I called my close friend Sunil who advised me to go to his place and eat and rest rather than wait around. I couldn’t decide at first, waiting around near Tuk seemed the best thing to do. But then there was nothing to do there and so I took a taxi to his place. Suddenly while inside the taxi I had the urge to fling myself out and rush back to the hospital. What was I doing? Why wasn’t I near Tuk? What if she needed me? I had to grip the seat and eventually made it to Sunil’s place without completely losing my mind. A shower and food and some conversation greatly helped. We checked with the hospital every hour. They told us to check later in the afternoon.

But by 1 pm I was feeling refreshed but also anxious at waiting around so far away, and left Sunil’s place and come back to the hospital. I went straight to the 6th floor ward to check. I wasn’t sure what would have happened, probably nothing although it had been more than five hours. When I went to check, the nurse looked up the screen.

Yes, Tuk had brought us a baby son to this world at 1.43 pm, the boy and mother are well.

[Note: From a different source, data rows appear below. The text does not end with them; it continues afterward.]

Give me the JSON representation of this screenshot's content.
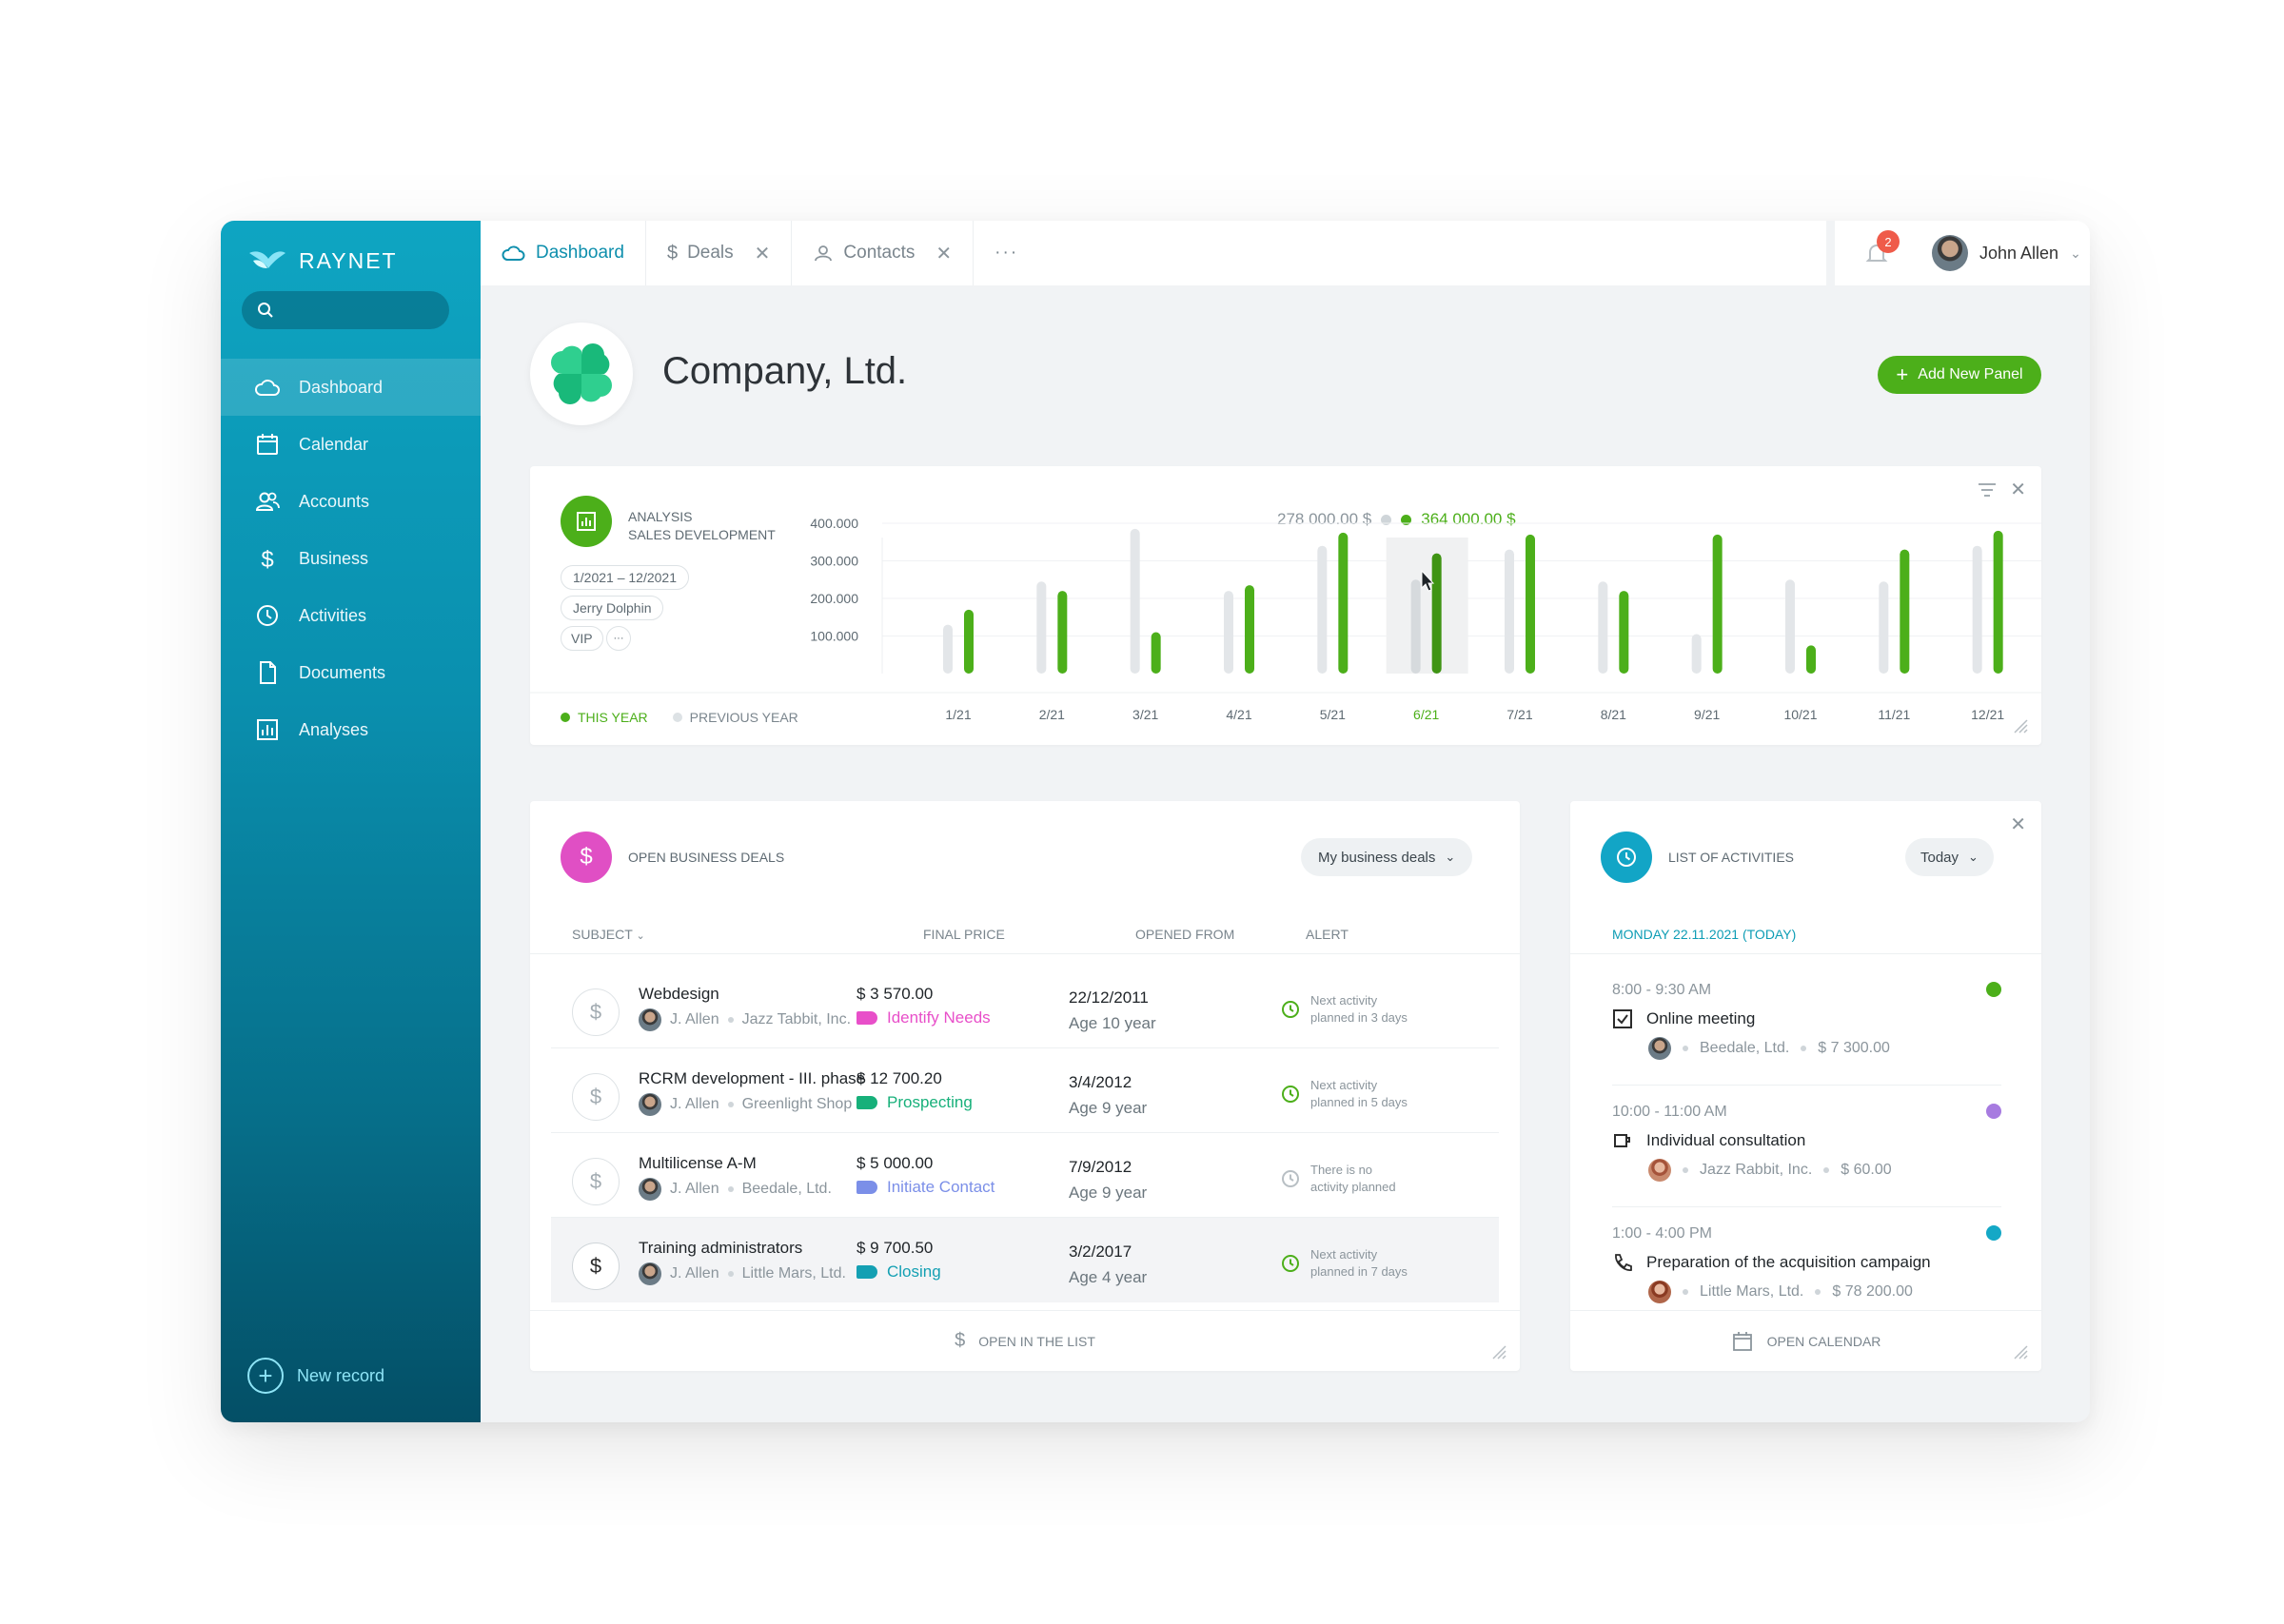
{
  "app": {
    "logo_text": "RAYNET",
    "search_placeholder": "",
    "nav": [
      {
        "label": "Dashboard",
        "icon": "cloud-icon",
        "active": true
      },
      {
        "label": "Calendar",
        "icon": "calendar-icon",
        "active": false
      },
      {
        "label": "Accounts",
        "icon": "users-icon",
        "active": false
      },
      {
        "label": "Business",
        "icon": "dollar-icon",
        "active": false
      },
      {
        "label": "Activities",
        "icon": "clock-icon",
        "active": false
      },
      {
        "label": "Documents",
        "icon": "document-icon",
        "active": false
      },
      {
        "label": "Analyses",
        "icon": "chart-icon",
        "active": false
      }
    ],
    "new_record": "New record"
  },
  "tabs": [
    {
      "label": "Dashboard",
      "icon": "cloud-icon",
      "active": true,
      "closable": false
    },
    {
      "label": "Deals",
      "icon": "dollar-icon",
      "active": false,
      "closable": true
    },
    {
      "label": "Contacts",
      "icon": "user-icon",
      "active": false,
      "closable": true
    }
  ],
  "tabs_more": "···",
  "user": {
    "name": "John Allen",
    "notifications": "2"
  },
  "company": {
    "name": "Company, Ltd.",
    "add_panel_label": "Add New Panel"
  },
  "analysis": {
    "title_line1": "ANALYSIS",
    "title_line2": "SALES DEVELOPMENT",
    "chips": [
      "1/2021 – 12/2021",
      "Jerry Dolphin",
      "VIP",
      "···"
    ],
    "total_previous": "278 000.00 $",
    "total_current": "364 000.00 $",
    "legend_current": "THIS YEAR",
    "legend_previous": "PREVIOUS YEAR"
  },
  "chart_data": {
    "type": "bar",
    "categories": [
      "1/21",
      "2/21",
      "3/21",
      "4/21",
      "5/21",
      "6/21",
      "7/21",
      "8/21",
      "9/21",
      "10/21",
      "11/21",
      "12/21"
    ],
    "series": [
      {
        "name": "PREVIOUS YEAR",
        "color": "#e3e6e9",
        "values": [
          130000,
          245000,
          385000,
          220000,
          340000,
          250000,
          330000,
          245000,
          105000,
          250000,
          245000,
          340000
        ]
      },
      {
        "name": "THIS YEAR",
        "color": "#4caf1a",
        "values": [
          170000,
          220000,
          110000,
          235000,
          375000,
          320000,
          370000,
          220000,
          370000,
          75000,
          330000,
          380000
        ]
      }
    ],
    "yticks": [
      "100.000",
      "200.000",
      "300.000",
      "400.000"
    ],
    "ylim": [
      0,
      400000
    ],
    "highlight_category": "6/21",
    "grid": true
  },
  "deals": {
    "title": "OPEN BUSINESS DEALS",
    "filter": "My business deals",
    "columns": [
      "SUBJECT",
      "FINAL PRICE",
      "OPENED FROM",
      "ALERT"
    ],
    "rows": [
      {
        "subject": "Webdesign",
        "owner": "J. Allen",
        "company": "Jazz Tabbit, Inc.",
        "price": "$ 3 570.00",
        "stage": "Identify Needs",
        "stage_color": "#e84fc9",
        "date": "22/12/2011",
        "age": "Age 10 year",
        "alert_line1": "Next activity",
        "alert_line2": "planned in 3 days",
        "alert_color": "#4caf1a"
      },
      {
        "subject": "RCRM development - III. phase",
        "owner": "J. Allen",
        "company": "Greenlight Shop",
        "price": "$ 12 700.20",
        "stage": "Prospecting",
        "stage_color": "#17b07a",
        "date": "3/4/2012",
        "age": "Age 9 year",
        "alert_line1": "Next activity",
        "alert_line2": "planned in 5 days",
        "alert_color": "#4caf1a"
      },
      {
        "subject": "Multilicense A-M",
        "owner": "J. Allen",
        "company": "Beedale, Ltd.",
        "price": "$ 5 000.00",
        "stage": "Initiate Contact",
        "stage_color": "#7b8fe8",
        "date": "7/9/2012",
        "age": "Age 9 year",
        "alert_line1": "There is no",
        "alert_line2": "activity planned",
        "alert_color": "#b8bfc4"
      },
      {
        "subject": "Training administrators",
        "owner": "J. Allen",
        "company": "Little Mars, Ltd.",
        "price": "$ 9 700.50",
        "stage": "Closing",
        "stage_color": "#14a0b3",
        "date": "3/2/2017",
        "age": "Age 4 year",
        "alert_line1": "Next activity",
        "alert_line2": "planned in 7 days",
        "alert_color": "#4caf1a"
      }
    ],
    "footer": "OPEN IN THE LIST"
  },
  "activities": {
    "title": "LIST OF ACTIVITIES",
    "filter": "Today",
    "day": "MONDAY 22.11.2021 (TODAY)",
    "items": [
      {
        "time": "8:00 - 9:30 AM",
        "title": "Online meeting",
        "company": "Beedale, Ltd.",
        "amount": "$ 7 300.00",
        "dot": "#4caf1a",
        "icon": "checkbox-icon"
      },
      {
        "time": "10:00 - 11:00 AM",
        "title": "Individual consultation",
        "company": "Jazz Rabbit, Inc.",
        "amount": "$ 60.00",
        "dot": "#a77be0",
        "icon": "coffee-icon"
      },
      {
        "time": "1:00 - 4:00 PM",
        "title": "Preparation of the acquisition campaign",
        "company": "Little Mars, Ltd.",
        "amount": "$ 78 200.00",
        "dot": "#14a8c6",
        "icon": "phone-icon"
      }
    ],
    "footer": "OPEN CALENDAR"
  }
}
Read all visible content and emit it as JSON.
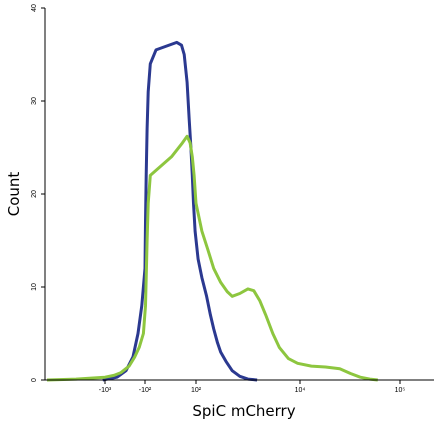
{
  "chart_data": {
    "type": "line",
    "title": "",
    "xlabel": "SpiC mCherry",
    "ylabel": "Count",
    "xscale": "biexponential",
    "ylim": [
      0,
      40
    ],
    "x_ticks": [
      {
        "value": -1000,
        "label": "-10³"
      },
      {
        "value": -100,
        "label": "-10²"
      },
      {
        "value": 100,
        "label": "10²"
      },
      {
        "value": 10000,
        "label": "10⁴"
      },
      {
        "value": 100000,
        "label": "10⁵"
      }
    ],
    "y_ticks": [
      0,
      10,
      20,
      30,
      40
    ],
    "grid": false,
    "legend": "none",
    "series": [
      {
        "color": "#2b3990",
        "points": [
          [
            -1200,
            0
          ],
          [
            -500,
            0.3
          ],
          [
            -300,
            1
          ],
          [
            -200,
            2.5
          ],
          [
            -150,
            5
          ],
          [
            -120,
            8
          ],
          [
            -100,
            12
          ],
          [
            -80,
            17
          ],
          [
            -60,
            22
          ],
          [
            -40,
            27
          ],
          [
            -25,
            31
          ],
          [
            -10,
            34
          ],
          [
            0,
            35.5
          ],
          [
            10,
            36.3
          ],
          [
            18,
            36
          ],
          [
            25,
            35
          ],
          [
            35,
            32
          ],
          [
            45,
            28
          ],
          [
            55,
            25
          ],
          [
            65,
            22
          ],
          [
            75,
            19
          ],
          [
            90,
            16
          ],
          [
            110,
            13
          ],
          [
            130,
            11
          ],
          [
            160,
            9
          ],
          [
            190,
            7
          ],
          [
            220,
            5.5
          ],
          [
            260,
            4
          ],
          [
            300,
            3
          ],
          [
            380,
            2
          ],
          [
            500,
            1
          ],
          [
            700,
            0.4
          ],
          [
            1000,
            0.1
          ],
          [
            1500,
            0
          ]
        ]
      },
      {
        "color": "#8dc63f",
        "points": [
          [
            -100000,
            0
          ],
          [
            -10000,
            0.1
          ],
          [
            -3000,
            0.2
          ],
          [
            -1000,
            0.3
          ],
          [
            -600,
            0.5
          ],
          [
            -400,
            0.8
          ],
          [
            -250,
            1.5
          ],
          [
            -180,
            2.5
          ],
          [
            -140,
            3.5
          ],
          [
            -110,
            5
          ],
          [
            -80,
            8
          ],
          [
            -60,
            11
          ],
          [
            -40,
            15
          ],
          [
            -25,
            19
          ],
          [
            -10,
            22
          ],
          [
            5,
            24
          ],
          [
            20,
            25.5
          ],
          [
            35,
            26.2
          ],
          [
            50,
            25.5
          ],
          [
            65,
            24
          ],
          [
            80,
            22
          ],
          [
            100,
            19
          ],
          [
            130,
            16
          ],
          [
            170,
            14
          ],
          [
            220,
            12
          ],
          [
            300,
            10.5
          ],
          [
            400,
            9.5
          ],
          [
            500,
            9
          ],
          [
            700,
            9.3
          ],
          [
            1000,
            9.8
          ],
          [
            1300,
            9.6
          ],
          [
            1700,
            8.5
          ],
          [
            2200,
            7
          ],
          [
            3000,
            5
          ],
          [
            4000,
            3.5
          ],
          [
            6000,
            2.3
          ],
          [
            9000,
            1.8
          ],
          [
            13000,
            1.5
          ],
          [
            18000,
            1.4
          ],
          [
            25000,
            1.2
          ],
          [
            32000,
            0.7
          ],
          [
            40000,
            0.3
          ],
          [
            50000,
            0.1
          ],
          [
            60000,
            0
          ]
        ]
      }
    ]
  }
}
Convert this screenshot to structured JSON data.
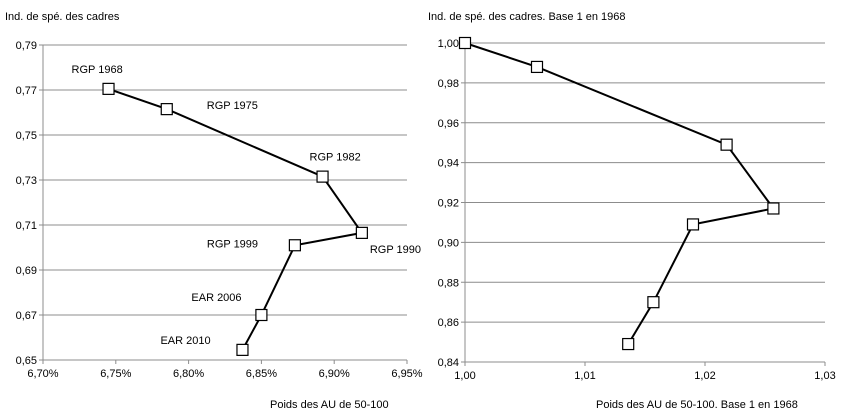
{
  "chart_data": [
    {
      "type": "line",
      "ylabel": "Ind. de spé.  des cadres",
      "xlabel": "Poids des AU de 50-100",
      "xlim": [
        6.7,
        6.95
      ],
      "ylim": [
        0.65,
        0.79
      ],
      "x_ticks": [
        "6,70%",
        "6,75%",
        "6,80%",
        "6,85%",
        "6,90%",
        "6,95%"
      ],
      "y_ticks": [
        "0,65",
        "0,67",
        "0,69",
        "0,71",
        "0,73",
        "0,75",
        "0,77",
        "0,79"
      ],
      "grid": "horizontal",
      "points": [
        {
          "label": "RGP 1968",
          "x": 6.745,
          "y": 0.7705
        },
        {
          "label": "RGP 1975",
          "x": 6.785,
          "y": 0.7615
        },
        {
          "label": "RGP 1982",
          "x": 6.892,
          "y": 0.7315
        },
        {
          "label": "RGP 1990",
          "x": 6.919,
          "y": 0.7065
        },
        {
          "label": "RGP 1999",
          "x": 6.873,
          "y": 0.701
        },
        {
          "label": "EAR 2006",
          "x": 6.85,
          "y": 0.67
        },
        {
          "label": "EAR 2010",
          "x": 6.837,
          "y": 0.6545
        }
      ]
    },
    {
      "type": "line",
      "ylabel": "Ind. de spé.  des cadres. Base 1 en 1968",
      "xlabel": "Poids des AU de 50-100. Base 1 en 1968",
      "xlim": [
        1.0,
        1.03
      ],
      "ylim": [
        0.84,
        1.0
      ],
      "x_ticks": [
        "1,00",
        "1,01",
        "1,02",
        "1,03"
      ],
      "y_ticks": [
        "0,84",
        "0,86",
        "0,88",
        "0,90",
        "0,92",
        "0,94",
        "0,96",
        "0,98",
        "1,00"
      ],
      "grid": "horizontal",
      "points": [
        {
          "x": 1.0,
          "y": 1.0
        },
        {
          "x": 1.006,
          "y": 0.988
        },
        {
          "x": 1.0218,
          "y": 0.949
        },
        {
          "x": 1.0257,
          "y": 0.917
        },
        {
          "x": 1.019,
          "y": 0.909
        },
        {
          "x": 1.0157,
          "y": 0.87
        },
        {
          "x": 1.0136,
          "y": 0.849
        }
      ]
    }
  ]
}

Gosh. I couldnt believe it, and kept peering at the screen dumbfounded. Deo gratias as my father used to say. So this is how it feels. We have completed one part of our journey together, Tuk and I. I was wondering what to do next, hanging around trying to be inconspicuous in case they asked me to leave again.

Then I turned round and suddenly Tuk was wheeled out in the bed and was near me. We held hands and she looked up and I smiled at her and said “congratulations mum”. Tears immediately welled in her eyes. I’ll never forget that moment as she smiled at me, lying there in her green robe, tired and a bit dazed, but her eyes tender and brimming with tears. I wiped her eyes and cheeks and we then smiled and held hands.

I started telling everyone starting with Metta her older sister and our closest friend and companion. I still hadn’t seen the baby our son. But that could wait. He was fine they said and had been taken to be checked and would be brought back in a few hours. For now, we were relieved and happy and together again.